The hermeneutic future of the web: epistemic and epistemological issues of social networks

Session of September 16, 2014, recorded at the Centre Pompidou (Salle Triangle)

The Digital Studies seminar will take place in Paris from September 2014 to January 2015. Each session invites two members of the Digital Studies network (which has been launched during the ENMI festival 2012) to make an intervention which is subsequently editorialized according to contributory protocols and technologies. If the main topic of the seminar is the digitalization of human activities, it seeks more generally to explore, beyond the strict issue of the digital, the role of technics in epistemic phenomena. After the opening of the seminar on March 25 2014 with David Bates (Berkeley), this second session was dedicated to Yuk Hui and Harry Halpin’s lectures.

Yuk Hui, a researcher at the Center for Digital Cultures, University of Leuphana, did his postdoctorate at IRI, where he worked with Harry Halpin on the “Social web” project. He presented the crucial achievements of this research, which offered a rereading of the psycho-social thought of the early 20th century, especially that of Jacob Levy Moreno, in light of the epistemology of social networks. Yuk Hui set out the issues of Moreno’s sociometry, whose sociograms and maps were intended to make visible and understandable social phenomena, and highlighted the premise of social atomism underlying Moreno’s thought, in order to relate them to social networks like Facebook, which can lead to a desindividuation. Relying more on Gilbert Simondon, Yuk Hui then laid the foundations of the “Social Web” project, which attempts to overcome social atomism in favor of an epistemology of the group, defined as a project-based collectivity.

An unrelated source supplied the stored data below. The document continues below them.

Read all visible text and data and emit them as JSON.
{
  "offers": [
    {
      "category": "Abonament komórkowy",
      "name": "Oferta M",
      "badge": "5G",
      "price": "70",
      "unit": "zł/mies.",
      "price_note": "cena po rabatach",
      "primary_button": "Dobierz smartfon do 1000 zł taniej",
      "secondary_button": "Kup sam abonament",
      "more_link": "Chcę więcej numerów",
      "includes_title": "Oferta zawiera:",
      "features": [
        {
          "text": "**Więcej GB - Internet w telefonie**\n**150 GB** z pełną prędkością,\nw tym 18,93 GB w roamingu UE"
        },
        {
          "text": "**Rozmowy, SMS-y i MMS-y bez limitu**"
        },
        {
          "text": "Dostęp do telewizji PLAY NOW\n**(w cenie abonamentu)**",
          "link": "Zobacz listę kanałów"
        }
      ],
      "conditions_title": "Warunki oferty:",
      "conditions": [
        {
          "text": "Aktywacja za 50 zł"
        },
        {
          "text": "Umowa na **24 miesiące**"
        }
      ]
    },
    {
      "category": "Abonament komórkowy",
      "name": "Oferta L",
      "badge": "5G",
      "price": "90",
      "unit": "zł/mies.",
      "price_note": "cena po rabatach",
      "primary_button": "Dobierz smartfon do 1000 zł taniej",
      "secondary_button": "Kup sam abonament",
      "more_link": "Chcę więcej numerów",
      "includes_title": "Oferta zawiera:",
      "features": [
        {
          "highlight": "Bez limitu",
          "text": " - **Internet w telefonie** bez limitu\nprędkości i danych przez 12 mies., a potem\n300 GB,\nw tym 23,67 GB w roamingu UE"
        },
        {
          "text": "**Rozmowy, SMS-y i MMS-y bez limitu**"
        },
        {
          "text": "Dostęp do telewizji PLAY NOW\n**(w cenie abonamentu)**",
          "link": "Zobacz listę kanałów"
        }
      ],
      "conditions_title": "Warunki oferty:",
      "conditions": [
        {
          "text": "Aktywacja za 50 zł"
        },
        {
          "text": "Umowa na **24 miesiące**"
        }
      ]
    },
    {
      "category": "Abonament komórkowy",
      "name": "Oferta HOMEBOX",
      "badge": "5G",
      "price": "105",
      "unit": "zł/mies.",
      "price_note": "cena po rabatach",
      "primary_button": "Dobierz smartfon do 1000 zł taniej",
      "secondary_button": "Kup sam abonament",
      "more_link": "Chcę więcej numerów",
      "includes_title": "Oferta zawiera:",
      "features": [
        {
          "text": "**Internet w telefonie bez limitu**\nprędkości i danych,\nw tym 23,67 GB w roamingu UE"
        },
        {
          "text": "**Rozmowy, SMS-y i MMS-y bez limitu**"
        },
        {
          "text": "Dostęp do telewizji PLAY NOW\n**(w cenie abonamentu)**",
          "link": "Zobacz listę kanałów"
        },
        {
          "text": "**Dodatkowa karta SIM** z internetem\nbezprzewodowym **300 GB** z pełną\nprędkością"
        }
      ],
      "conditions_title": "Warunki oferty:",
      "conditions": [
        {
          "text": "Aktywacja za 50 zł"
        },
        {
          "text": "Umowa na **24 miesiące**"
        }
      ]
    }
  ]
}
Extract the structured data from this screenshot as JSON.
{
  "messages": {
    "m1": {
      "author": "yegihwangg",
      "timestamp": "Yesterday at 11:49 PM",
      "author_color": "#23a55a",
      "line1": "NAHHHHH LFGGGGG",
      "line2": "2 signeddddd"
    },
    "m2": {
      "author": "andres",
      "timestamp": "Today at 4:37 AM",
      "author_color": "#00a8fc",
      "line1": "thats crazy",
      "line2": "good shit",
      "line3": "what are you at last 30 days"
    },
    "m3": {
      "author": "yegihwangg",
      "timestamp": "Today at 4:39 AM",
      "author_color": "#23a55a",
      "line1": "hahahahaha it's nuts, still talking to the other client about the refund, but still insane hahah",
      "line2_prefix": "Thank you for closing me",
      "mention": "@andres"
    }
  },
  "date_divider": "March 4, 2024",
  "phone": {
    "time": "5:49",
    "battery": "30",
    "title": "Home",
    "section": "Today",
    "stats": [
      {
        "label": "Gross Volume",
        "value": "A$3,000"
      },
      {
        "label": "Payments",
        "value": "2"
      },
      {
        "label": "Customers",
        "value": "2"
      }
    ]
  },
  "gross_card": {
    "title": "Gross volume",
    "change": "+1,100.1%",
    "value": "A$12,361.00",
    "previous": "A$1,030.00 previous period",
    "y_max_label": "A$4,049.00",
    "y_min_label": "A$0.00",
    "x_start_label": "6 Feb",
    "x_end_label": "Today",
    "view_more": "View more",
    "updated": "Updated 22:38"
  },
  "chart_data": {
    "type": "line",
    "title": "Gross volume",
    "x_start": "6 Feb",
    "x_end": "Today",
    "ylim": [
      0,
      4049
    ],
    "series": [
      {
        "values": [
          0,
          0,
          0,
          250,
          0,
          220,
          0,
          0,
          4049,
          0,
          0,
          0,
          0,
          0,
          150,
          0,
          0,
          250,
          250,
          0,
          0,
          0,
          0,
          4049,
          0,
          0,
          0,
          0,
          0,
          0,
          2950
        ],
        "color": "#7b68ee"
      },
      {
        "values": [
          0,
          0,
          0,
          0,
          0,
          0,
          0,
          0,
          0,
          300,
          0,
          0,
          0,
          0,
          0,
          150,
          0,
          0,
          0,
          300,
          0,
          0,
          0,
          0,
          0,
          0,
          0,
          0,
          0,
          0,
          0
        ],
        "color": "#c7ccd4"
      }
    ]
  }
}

Harry Halpin, W3C member, currently a visiting scholar at MIT and IRI, also worked with Yuk Hui on the “Social Web” project. His lecture on September the 16th focused on the question of the future web, and especially the issue of the constitution of the web. He first set out a history of the web, “dream of a collective intelligence that turned into a nightmare”, which began with Engelbart and Tim Berners-Lee’s conceptions of an open and contributive web, promoting knowledge sharing, to come to Snowden’s revelations about the NSA and PRISM program. Finally, he presented the project for a web constitution – constitution which should be both a juridical codification of the users’ rights and a material codification –, supported among others by Tim Berners-Lee and Edward Snowden. The next step to this “Magna carta” of the web is a W3C meeting to be held in London on September 29: “The web we want”.